# Refining Karat Gold with Electrolytic Cell Variation



## lazersteve (Mar 31, 2007)

Hello Forum Members,

I've decided to document my follies in the construction of an electrolytic cell reputed to refine karat gold to greater than 98% purity. My device will be constructed in a circular arrangement using a pyrex measuring cup. I will cover every aspect of the cell design from mixng my own electrolyte to fashioning my electrodes. Here is the short list of raw materials you will need to get started to follow along with me on this new project:

-(1) 2-3 cup pyrex measuring cup with lid.
-(1) Graphite electrode that fits into the above cell with lots of room to spare. I will design my own and show you how to do it. You can get your raw materials from my web site or PM me here for them.
-(1) Gallon of Muratic Acid 31.45% HCl- Lowes Swimming pool isle.
-(1) Quart of Clear Ammonia with the percentage weight by volume printed on the label. *DO NOT *get the scented type!

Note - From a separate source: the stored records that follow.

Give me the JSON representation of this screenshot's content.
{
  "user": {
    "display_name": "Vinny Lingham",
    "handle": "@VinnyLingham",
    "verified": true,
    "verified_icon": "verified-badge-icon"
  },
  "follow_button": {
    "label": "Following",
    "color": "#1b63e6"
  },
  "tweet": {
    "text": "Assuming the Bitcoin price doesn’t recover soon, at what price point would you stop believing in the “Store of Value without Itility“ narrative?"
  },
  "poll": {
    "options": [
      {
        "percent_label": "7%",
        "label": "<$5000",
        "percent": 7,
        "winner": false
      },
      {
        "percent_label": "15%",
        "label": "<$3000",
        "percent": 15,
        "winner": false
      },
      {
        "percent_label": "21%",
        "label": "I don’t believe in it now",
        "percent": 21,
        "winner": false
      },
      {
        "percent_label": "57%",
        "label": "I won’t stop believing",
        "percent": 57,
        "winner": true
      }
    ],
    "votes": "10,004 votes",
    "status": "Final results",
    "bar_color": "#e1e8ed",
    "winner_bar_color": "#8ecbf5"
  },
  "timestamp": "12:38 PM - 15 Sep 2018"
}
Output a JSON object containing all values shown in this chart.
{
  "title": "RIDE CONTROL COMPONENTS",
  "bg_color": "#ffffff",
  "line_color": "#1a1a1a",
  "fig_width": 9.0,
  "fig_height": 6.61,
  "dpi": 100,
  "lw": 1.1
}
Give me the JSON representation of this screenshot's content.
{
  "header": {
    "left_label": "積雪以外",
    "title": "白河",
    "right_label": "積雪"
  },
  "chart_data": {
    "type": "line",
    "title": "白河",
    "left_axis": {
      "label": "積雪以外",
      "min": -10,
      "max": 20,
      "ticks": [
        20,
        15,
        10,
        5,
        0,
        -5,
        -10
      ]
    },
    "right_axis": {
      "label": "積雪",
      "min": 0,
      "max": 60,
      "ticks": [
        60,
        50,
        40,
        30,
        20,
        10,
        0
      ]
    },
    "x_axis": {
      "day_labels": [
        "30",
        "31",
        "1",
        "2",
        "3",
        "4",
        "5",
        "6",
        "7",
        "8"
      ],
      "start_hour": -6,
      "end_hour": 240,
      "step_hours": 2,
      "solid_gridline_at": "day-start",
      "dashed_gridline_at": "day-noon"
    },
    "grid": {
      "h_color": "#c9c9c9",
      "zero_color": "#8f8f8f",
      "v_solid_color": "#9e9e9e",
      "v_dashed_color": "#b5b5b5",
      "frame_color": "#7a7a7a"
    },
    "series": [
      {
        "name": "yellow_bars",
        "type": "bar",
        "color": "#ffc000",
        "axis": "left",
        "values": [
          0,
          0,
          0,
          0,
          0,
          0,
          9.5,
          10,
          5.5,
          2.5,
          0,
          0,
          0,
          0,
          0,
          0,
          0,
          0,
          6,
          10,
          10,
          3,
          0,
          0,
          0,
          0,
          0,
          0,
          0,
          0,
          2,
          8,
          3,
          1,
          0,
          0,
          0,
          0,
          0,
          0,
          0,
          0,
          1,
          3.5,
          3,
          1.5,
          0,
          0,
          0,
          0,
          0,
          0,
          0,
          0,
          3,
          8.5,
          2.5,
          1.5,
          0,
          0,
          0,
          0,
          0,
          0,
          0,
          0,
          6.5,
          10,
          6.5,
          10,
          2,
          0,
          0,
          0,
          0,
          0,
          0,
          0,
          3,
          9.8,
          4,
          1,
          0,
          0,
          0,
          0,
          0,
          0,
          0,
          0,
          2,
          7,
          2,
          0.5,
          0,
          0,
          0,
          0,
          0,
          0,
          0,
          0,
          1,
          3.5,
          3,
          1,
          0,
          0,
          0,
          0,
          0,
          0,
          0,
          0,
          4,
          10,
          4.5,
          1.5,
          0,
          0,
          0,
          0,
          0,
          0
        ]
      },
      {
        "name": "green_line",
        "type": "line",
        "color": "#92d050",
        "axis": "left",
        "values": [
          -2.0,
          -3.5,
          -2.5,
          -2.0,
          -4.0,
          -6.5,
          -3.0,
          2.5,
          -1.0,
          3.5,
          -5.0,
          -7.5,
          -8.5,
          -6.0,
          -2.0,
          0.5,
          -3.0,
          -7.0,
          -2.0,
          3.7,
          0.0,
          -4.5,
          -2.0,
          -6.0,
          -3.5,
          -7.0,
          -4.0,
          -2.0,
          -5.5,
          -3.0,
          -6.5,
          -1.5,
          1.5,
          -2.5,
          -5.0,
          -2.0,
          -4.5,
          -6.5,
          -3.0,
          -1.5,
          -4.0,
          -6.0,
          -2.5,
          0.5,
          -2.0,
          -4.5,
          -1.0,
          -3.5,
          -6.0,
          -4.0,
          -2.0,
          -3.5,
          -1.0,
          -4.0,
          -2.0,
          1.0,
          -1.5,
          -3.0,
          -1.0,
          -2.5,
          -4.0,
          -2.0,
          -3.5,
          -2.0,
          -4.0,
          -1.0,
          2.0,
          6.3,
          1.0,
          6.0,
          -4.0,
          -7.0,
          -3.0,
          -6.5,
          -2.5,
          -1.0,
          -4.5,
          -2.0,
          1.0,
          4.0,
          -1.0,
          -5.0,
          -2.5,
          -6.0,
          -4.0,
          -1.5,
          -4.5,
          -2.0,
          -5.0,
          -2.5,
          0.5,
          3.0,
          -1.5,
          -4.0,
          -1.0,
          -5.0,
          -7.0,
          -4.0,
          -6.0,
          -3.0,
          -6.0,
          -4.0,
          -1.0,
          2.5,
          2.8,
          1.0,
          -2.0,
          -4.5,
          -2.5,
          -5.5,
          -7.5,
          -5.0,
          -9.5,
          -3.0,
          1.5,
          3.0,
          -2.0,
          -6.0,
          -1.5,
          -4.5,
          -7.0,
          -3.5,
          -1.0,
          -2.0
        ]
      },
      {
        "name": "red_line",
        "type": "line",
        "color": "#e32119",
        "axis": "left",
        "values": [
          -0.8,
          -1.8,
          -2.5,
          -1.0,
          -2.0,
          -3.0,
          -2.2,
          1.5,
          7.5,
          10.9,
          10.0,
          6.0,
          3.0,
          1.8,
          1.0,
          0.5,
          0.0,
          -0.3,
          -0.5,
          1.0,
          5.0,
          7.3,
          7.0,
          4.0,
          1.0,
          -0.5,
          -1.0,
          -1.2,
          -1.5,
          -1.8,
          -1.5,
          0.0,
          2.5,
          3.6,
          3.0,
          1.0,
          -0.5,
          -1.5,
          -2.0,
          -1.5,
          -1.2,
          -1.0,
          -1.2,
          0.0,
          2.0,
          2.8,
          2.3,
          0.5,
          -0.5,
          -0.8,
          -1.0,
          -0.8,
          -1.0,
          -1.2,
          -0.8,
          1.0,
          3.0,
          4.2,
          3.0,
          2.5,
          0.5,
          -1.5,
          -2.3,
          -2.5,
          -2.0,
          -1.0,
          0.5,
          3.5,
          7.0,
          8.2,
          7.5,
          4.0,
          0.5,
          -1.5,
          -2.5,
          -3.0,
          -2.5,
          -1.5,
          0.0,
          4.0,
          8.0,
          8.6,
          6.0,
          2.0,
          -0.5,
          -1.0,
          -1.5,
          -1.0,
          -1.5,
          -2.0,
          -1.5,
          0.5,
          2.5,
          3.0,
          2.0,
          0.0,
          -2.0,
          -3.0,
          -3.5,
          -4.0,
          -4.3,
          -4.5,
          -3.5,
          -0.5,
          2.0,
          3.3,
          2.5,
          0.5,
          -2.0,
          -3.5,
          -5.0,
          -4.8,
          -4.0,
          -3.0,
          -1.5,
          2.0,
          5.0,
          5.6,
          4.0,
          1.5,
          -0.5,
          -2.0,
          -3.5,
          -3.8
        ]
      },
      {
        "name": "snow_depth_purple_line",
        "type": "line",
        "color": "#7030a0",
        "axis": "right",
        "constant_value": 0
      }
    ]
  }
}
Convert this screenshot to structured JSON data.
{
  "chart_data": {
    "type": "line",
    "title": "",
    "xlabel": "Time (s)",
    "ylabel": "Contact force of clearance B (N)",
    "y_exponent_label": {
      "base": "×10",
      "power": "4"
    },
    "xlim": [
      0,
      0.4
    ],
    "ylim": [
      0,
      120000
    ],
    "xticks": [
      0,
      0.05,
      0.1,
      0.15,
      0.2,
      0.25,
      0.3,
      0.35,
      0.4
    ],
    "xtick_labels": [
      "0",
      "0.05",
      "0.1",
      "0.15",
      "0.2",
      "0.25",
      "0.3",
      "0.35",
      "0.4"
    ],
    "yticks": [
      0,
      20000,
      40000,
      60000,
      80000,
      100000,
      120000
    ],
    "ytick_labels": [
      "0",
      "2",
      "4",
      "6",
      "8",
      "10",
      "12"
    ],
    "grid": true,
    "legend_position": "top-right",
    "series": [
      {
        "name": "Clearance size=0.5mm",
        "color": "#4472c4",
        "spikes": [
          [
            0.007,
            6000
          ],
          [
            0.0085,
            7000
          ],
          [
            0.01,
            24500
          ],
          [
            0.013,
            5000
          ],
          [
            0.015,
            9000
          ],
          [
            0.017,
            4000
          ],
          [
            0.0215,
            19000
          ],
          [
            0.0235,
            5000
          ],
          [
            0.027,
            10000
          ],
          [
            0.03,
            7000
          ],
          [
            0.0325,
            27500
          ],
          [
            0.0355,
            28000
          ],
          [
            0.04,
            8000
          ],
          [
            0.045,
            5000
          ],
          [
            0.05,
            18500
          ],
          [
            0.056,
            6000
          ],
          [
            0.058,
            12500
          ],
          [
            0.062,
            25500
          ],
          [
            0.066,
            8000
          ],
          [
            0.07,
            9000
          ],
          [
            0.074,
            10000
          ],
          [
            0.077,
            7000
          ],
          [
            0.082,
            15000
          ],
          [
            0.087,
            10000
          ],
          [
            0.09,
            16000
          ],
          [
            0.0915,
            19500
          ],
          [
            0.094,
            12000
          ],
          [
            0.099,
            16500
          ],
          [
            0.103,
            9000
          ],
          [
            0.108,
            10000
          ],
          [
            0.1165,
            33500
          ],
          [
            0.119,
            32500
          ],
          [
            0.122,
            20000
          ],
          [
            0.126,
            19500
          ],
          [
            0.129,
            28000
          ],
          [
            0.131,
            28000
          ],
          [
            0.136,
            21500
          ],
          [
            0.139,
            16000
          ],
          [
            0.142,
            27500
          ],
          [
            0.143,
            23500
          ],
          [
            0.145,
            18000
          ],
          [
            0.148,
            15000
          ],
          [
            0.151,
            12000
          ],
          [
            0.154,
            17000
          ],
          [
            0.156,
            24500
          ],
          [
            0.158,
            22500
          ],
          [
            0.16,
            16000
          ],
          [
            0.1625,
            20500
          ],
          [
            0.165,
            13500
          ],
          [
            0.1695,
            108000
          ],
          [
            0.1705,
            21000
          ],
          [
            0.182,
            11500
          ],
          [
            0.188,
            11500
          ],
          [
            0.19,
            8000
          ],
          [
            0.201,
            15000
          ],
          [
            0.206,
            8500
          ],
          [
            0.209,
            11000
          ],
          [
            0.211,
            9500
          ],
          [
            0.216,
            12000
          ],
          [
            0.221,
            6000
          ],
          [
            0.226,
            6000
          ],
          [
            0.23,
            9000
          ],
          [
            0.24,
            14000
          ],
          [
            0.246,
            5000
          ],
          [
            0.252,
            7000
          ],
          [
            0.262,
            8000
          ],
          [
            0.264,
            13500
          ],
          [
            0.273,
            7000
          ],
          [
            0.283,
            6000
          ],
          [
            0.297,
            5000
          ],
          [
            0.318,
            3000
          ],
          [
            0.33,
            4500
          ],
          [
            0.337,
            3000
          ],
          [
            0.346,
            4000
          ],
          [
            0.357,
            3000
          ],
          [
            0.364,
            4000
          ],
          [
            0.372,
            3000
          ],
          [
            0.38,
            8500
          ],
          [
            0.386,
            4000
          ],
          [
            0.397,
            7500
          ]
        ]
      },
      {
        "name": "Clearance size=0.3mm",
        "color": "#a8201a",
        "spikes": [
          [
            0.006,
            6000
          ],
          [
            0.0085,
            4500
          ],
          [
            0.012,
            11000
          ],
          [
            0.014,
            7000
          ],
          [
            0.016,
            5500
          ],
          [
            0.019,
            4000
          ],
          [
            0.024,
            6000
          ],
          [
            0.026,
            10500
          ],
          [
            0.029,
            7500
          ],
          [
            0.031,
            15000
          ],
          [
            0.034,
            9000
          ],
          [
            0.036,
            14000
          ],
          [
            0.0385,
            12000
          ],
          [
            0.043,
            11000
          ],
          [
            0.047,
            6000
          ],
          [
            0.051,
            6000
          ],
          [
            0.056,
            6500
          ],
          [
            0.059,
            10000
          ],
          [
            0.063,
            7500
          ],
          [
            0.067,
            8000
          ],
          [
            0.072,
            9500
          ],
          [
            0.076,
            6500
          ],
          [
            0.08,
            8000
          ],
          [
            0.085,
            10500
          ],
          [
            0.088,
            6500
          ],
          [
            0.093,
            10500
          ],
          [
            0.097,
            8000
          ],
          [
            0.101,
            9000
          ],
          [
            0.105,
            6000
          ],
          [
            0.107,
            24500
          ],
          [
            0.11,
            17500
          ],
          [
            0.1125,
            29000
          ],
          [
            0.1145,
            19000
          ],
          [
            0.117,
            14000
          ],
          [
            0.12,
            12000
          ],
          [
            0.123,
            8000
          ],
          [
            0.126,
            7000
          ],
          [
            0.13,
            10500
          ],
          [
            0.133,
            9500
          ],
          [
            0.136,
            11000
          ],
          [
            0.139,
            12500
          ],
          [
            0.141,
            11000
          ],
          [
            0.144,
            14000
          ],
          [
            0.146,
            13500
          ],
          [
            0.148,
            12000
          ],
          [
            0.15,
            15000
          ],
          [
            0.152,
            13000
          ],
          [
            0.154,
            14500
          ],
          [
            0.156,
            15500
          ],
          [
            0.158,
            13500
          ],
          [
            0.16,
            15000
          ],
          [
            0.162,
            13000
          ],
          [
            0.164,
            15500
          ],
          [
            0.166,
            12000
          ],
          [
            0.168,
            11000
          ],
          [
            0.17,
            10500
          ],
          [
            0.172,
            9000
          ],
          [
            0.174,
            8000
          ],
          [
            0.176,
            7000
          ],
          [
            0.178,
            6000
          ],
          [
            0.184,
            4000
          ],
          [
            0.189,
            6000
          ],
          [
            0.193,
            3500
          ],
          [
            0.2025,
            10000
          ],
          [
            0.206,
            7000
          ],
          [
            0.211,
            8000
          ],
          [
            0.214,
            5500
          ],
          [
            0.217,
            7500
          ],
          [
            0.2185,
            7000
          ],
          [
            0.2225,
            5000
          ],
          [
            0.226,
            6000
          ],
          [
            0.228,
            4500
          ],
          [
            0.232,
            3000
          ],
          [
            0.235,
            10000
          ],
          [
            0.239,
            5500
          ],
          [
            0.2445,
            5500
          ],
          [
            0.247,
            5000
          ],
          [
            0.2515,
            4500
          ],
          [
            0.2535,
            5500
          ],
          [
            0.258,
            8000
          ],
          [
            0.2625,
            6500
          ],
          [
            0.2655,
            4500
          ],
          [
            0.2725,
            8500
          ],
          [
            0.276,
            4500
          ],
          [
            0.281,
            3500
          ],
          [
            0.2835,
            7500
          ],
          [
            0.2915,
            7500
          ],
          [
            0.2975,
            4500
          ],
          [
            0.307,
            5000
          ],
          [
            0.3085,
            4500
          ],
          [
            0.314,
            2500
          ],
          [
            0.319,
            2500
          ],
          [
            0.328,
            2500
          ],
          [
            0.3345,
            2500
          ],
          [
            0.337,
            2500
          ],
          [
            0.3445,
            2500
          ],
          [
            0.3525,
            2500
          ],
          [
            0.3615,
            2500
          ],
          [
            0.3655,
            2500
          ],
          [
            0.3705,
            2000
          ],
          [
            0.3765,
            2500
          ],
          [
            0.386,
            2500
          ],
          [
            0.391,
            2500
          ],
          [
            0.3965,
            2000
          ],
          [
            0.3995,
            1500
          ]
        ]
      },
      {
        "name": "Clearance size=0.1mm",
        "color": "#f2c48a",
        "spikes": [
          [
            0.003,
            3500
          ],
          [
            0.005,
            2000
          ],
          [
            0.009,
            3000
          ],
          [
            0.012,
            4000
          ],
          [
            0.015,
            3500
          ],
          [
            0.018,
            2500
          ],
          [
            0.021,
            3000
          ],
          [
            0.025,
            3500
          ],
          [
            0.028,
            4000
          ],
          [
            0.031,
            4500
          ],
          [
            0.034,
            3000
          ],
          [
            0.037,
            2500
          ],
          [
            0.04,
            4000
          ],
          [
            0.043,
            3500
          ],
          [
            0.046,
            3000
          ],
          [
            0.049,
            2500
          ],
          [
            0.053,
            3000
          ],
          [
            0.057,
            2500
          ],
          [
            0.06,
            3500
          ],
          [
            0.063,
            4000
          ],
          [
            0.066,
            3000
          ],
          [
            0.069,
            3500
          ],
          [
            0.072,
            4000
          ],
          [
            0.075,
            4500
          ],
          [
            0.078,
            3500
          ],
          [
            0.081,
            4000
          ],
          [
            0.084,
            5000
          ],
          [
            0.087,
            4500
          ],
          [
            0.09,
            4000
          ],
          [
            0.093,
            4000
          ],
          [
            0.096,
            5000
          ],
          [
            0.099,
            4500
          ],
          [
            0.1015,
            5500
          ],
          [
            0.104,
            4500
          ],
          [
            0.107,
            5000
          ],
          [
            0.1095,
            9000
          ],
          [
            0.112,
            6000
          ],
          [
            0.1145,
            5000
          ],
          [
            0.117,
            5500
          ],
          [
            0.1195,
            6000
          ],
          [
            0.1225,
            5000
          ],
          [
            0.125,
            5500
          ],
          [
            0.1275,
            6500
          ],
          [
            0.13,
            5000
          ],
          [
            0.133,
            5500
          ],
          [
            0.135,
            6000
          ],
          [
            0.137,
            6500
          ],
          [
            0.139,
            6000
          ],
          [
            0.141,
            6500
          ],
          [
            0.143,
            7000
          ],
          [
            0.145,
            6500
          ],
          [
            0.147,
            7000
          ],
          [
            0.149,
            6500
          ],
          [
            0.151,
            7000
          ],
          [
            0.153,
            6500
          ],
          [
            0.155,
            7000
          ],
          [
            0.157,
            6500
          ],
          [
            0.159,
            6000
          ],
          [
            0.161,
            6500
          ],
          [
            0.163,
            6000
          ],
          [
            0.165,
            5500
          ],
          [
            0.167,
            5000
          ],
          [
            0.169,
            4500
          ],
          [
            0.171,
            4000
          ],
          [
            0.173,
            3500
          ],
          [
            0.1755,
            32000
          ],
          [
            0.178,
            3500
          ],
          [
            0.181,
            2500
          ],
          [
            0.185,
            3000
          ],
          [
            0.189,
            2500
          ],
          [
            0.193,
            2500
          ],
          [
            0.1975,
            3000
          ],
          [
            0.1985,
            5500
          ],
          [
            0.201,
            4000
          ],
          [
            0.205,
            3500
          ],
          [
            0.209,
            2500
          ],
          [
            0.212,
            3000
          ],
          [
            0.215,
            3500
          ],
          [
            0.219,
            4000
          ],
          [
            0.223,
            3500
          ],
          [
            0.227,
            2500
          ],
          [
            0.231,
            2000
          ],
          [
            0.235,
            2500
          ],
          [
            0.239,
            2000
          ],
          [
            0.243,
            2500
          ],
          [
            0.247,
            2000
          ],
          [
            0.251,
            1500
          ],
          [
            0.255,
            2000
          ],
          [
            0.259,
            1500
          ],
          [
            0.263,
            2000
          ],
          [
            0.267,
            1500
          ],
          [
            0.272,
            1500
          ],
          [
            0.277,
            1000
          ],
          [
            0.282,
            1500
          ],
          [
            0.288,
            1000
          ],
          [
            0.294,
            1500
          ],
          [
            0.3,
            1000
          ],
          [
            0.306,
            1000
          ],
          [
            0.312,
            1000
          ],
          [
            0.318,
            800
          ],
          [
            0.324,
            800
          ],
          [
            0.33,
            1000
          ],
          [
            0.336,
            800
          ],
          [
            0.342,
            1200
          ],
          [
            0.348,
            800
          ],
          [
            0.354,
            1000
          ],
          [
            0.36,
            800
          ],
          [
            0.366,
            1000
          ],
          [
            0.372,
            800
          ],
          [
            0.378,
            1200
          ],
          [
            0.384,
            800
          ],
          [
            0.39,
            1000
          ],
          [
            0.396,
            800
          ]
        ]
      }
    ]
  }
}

Grocery Store Cleaning Isle.
-(1) Set of nylon stockings or a small section of parachute material (Fine mesh Nylon only)
-(1) Container of *non-iodized *table salt.
-(1) Gallon of *distilled* H2O
-(1) 6v /12v 10A Manual Battery Charger
-(1) Spray bottle
-*Standard safety equipment aka PPE (Personal Protective Equipment gloves, goggles, glasses, apron, etc.)*
-Well ventilated work area.
-Various karat gold scrap items.
-Several plastic filtering pitchers, 1 Liter mixing vessels with lid, measure cups, filters, spoon, etc.
-Gram scales

*This list may change so check back here as the post is updated. *

I have created a questions topic in the Tutorials Questions Section for your comments, questions, and needs.

I will post videos as they are completed. 

Hopefully you will all have as much fun as I do! :lol: 

Steve


----------